Secondly, it specifically mentions that broadband and wireless customers would have the option to opt-out. What about dial-up subscribers? Will they be billed and not have the option to opt-out? Dialup users are even less likely to engage in this simply because it isn’t particularly useful at dialup speeds (for instance, at home I get 26.4 kbps… at that speed, it takes about 40 minutes to download a 3 minute song).
They might get a better reception if it was an opt-in system.
Then what
Thats like the last time when this topic was brought up here, around a year ago, and some song writer association wanted people to pay something like 5$/month to download all they want.
Again, I’ll make the same argument using only Bell Canada stated figure of over 2-million internet subscribers (think this may have only been high speed)
5$/month x 2-million = $10,000,000 a month
Thats an insane value for only 1 ISP in Canada.
+ the hundreds of million in their levy.
I would rather see money like that funneled into health care or research into diseases like cancer or leukemia etc.

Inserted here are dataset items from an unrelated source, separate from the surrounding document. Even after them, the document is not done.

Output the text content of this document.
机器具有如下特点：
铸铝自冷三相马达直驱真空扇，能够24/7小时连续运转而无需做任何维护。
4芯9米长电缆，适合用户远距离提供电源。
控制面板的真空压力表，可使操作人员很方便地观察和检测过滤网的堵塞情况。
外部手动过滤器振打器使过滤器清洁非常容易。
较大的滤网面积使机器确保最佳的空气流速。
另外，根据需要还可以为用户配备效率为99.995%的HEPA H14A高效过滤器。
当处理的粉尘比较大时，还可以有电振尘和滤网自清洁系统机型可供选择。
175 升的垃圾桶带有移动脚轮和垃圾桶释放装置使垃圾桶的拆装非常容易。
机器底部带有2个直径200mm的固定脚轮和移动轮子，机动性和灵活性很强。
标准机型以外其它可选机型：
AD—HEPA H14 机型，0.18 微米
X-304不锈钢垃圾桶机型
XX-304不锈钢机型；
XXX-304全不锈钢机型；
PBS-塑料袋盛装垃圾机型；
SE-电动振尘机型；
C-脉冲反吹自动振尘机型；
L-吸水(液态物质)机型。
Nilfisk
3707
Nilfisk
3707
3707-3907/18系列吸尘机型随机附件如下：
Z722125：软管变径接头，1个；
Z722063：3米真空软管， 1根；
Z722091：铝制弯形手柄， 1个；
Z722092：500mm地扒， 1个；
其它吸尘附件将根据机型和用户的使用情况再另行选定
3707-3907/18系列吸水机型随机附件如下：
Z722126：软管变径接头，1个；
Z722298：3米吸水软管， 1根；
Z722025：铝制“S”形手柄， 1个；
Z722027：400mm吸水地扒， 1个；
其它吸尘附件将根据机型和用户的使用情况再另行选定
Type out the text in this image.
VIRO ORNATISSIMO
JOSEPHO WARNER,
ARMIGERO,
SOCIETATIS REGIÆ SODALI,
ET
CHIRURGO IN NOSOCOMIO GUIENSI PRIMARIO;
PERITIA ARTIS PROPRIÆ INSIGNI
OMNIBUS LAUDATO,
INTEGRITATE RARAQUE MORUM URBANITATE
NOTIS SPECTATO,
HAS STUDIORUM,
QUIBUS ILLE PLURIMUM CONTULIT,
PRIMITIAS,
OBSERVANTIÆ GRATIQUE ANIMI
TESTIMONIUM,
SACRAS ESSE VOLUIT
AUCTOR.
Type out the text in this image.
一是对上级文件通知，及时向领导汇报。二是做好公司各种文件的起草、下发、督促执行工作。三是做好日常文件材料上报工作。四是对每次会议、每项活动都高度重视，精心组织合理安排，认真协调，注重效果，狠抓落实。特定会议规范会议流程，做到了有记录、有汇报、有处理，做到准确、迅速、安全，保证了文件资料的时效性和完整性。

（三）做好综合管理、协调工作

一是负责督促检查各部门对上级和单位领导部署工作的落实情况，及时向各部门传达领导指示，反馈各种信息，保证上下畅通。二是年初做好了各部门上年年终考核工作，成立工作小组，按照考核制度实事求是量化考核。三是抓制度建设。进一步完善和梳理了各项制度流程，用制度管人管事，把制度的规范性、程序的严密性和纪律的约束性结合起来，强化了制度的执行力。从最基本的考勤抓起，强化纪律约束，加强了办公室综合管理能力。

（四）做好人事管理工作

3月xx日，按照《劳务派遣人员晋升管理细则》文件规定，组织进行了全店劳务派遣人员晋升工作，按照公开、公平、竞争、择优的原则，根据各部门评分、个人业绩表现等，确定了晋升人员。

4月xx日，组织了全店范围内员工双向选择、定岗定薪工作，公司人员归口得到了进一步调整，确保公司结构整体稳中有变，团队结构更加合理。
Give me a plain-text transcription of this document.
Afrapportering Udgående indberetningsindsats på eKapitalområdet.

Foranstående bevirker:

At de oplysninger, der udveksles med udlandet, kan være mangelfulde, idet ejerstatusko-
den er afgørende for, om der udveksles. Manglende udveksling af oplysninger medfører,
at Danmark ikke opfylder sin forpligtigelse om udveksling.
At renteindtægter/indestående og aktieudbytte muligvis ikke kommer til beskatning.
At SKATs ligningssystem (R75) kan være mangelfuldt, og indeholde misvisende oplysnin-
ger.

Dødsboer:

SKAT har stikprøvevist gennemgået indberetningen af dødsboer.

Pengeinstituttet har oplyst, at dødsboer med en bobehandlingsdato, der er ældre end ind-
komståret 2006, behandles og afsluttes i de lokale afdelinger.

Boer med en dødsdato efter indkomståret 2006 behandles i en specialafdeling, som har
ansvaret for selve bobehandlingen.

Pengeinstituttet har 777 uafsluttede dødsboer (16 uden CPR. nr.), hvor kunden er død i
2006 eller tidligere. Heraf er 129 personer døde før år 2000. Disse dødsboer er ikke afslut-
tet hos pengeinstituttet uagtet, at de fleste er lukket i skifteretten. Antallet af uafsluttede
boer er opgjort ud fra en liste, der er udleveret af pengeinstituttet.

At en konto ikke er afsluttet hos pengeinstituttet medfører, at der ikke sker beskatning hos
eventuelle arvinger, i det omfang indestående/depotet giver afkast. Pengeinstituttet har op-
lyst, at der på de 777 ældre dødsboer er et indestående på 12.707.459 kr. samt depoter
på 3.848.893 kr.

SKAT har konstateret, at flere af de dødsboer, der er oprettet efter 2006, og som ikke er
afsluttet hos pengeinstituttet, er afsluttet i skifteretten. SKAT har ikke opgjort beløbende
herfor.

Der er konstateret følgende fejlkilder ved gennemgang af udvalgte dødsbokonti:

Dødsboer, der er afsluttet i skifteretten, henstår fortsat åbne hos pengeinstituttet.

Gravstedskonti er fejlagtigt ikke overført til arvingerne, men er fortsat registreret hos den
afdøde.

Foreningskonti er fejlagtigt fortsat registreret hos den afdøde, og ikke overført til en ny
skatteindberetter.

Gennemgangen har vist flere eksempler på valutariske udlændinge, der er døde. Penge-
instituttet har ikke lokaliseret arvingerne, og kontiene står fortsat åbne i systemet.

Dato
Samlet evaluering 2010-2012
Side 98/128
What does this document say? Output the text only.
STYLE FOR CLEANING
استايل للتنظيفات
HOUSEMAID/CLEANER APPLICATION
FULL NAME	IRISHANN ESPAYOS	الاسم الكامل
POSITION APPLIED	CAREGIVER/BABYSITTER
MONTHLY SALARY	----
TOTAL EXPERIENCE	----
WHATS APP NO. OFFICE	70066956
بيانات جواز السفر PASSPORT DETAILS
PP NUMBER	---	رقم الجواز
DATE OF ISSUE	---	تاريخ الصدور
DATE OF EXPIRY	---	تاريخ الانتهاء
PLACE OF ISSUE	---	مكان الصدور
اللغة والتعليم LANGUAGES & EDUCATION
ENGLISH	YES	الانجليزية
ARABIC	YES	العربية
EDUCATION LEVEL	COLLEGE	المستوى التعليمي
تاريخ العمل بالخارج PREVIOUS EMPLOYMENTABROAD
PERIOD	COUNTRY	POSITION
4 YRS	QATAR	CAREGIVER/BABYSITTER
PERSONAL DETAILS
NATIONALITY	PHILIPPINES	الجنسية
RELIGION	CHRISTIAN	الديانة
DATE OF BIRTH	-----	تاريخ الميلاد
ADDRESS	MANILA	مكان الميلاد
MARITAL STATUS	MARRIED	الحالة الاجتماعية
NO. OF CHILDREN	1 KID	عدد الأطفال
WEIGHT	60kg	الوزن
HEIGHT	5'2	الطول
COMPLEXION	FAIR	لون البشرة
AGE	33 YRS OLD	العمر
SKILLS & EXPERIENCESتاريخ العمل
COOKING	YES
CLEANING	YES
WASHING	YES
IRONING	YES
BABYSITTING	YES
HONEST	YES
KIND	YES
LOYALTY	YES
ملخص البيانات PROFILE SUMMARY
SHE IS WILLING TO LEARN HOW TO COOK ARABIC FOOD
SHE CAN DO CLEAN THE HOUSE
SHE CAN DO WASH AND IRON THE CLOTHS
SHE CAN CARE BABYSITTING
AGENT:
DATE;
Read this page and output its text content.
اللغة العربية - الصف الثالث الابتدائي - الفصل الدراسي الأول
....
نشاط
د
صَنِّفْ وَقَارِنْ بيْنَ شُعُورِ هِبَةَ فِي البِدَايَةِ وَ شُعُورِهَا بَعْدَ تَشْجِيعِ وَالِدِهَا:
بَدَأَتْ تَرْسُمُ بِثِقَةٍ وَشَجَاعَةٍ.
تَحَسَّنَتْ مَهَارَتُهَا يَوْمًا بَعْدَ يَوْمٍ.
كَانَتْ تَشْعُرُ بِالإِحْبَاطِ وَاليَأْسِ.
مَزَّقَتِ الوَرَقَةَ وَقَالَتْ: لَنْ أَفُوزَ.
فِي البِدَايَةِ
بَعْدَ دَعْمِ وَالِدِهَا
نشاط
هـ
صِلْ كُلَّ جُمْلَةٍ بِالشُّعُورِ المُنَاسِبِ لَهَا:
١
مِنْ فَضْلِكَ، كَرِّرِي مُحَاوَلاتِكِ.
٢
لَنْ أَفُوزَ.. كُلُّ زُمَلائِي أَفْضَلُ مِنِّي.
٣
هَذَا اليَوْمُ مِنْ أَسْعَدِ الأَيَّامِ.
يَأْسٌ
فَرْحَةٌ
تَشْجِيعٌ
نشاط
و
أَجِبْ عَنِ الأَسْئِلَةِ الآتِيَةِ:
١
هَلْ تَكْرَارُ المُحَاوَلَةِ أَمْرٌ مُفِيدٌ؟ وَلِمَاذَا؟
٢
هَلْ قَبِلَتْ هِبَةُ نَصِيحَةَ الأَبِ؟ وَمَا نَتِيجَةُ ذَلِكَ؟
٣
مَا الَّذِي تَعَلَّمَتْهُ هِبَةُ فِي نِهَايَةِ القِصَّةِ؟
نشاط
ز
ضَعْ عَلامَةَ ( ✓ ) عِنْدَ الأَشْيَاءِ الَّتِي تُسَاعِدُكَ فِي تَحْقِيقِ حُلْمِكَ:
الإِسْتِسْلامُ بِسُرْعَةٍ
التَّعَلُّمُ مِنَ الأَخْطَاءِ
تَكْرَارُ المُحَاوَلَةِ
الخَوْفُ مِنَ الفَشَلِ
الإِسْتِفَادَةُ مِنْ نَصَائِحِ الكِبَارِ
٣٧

After 3 years then what? They will want to increase it to 8$/month because they aren’t making enough. Music only?
Voluntary?
Why not just make a new tax line on the income tax? Artist tax. If you bought so much and have receipts, then the value should be 0$.
What would people pay per year on their income tax for such an Artist tax? Worth 60$/year? And if you can prove you bought say some arbitrary number like 120$ worth should it be 0 on the tax line?
But instead he is just saying give me.